Zurzeit habe ich ein Zoom H4 im Test, ein Aufzeichnungsgerät, das in den letzten Wochen für Furore in einigen Kreisen gesorgt hat, denn es ist nicht nur ein recht hochwertiger Recorder mit integriertem Stereo-Mikrofon, der WAV und MP3-Dateien aufzeichnet, sondern auch ein Vier-Spur-Tracker mit diversen Preamps für Gitarre, Bass und Stimme.

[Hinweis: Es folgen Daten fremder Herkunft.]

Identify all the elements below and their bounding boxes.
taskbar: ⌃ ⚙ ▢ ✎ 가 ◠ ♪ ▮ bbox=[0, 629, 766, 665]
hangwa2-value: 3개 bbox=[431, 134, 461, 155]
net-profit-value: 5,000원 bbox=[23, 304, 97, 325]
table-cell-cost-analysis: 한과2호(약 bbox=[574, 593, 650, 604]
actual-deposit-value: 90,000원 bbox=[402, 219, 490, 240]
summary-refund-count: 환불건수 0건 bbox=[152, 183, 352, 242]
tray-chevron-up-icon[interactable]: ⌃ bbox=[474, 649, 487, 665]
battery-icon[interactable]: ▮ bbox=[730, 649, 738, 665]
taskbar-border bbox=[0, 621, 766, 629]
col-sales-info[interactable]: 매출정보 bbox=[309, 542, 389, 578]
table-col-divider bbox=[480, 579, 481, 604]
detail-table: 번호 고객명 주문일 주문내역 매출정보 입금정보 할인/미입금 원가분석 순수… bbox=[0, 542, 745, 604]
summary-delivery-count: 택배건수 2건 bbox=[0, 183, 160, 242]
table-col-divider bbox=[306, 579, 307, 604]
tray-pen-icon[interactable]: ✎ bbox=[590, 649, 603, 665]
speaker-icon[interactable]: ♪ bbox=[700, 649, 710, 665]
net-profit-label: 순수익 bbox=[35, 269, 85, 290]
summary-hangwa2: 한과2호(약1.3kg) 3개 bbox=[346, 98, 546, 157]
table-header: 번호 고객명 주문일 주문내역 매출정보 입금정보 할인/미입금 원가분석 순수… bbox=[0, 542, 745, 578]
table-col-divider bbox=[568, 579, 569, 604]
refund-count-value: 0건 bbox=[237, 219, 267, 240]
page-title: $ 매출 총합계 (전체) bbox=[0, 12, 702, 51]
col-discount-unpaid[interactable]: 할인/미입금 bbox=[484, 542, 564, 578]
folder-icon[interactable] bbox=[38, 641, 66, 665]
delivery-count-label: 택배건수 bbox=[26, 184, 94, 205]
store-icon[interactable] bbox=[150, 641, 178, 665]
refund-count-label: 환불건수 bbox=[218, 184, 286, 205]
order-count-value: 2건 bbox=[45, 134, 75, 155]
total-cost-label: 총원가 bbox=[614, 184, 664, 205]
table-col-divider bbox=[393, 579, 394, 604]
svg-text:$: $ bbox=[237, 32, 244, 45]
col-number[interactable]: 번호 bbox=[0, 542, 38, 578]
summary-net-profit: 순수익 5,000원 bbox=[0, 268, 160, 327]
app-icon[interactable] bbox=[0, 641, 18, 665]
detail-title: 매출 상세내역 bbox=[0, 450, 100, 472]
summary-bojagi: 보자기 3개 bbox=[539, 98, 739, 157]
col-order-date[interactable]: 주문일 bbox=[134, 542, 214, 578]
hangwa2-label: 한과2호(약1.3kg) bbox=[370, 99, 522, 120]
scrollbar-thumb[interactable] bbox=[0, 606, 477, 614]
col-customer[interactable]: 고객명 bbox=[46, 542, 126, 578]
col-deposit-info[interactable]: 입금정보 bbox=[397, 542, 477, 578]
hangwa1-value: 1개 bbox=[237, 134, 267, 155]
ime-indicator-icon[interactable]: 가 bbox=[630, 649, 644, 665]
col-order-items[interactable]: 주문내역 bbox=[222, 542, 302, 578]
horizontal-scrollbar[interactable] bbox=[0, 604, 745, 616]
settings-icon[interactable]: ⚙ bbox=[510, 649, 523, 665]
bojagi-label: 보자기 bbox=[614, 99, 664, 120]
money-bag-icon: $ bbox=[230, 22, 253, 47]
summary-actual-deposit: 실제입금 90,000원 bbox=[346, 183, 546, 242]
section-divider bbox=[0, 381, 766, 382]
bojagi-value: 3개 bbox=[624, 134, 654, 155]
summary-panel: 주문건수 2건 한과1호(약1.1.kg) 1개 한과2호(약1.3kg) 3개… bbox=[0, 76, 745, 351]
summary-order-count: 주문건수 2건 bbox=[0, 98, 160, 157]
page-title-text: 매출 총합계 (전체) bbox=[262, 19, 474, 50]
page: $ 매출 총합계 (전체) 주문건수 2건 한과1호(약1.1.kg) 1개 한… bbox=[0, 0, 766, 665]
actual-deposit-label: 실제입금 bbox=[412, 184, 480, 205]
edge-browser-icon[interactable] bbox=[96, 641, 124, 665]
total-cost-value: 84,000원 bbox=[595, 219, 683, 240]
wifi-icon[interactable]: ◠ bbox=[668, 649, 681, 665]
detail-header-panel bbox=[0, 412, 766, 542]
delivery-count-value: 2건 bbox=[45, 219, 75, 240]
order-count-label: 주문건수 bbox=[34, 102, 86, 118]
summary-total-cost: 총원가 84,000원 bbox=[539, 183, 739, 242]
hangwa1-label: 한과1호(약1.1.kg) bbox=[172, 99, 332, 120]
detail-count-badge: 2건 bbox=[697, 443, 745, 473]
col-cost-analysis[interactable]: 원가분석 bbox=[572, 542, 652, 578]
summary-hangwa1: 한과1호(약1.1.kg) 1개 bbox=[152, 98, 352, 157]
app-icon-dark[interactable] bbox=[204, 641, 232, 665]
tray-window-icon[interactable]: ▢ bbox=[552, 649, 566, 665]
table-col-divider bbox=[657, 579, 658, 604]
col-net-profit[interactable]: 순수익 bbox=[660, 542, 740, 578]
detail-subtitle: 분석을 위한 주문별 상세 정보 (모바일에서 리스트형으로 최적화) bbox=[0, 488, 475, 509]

Als ob das nicht reichen würde, hat der “Handy Recorder” auch noch einen Tuner und ein Metronom an Bord. Aufgezeichnet wird auf SD-Karte. Der Datenaustausch ist sagenhaft simpel und zuverlässig. Nur das Mini-Display und die umständliche Bedienung im Vier-Spur-Modus stören etwas.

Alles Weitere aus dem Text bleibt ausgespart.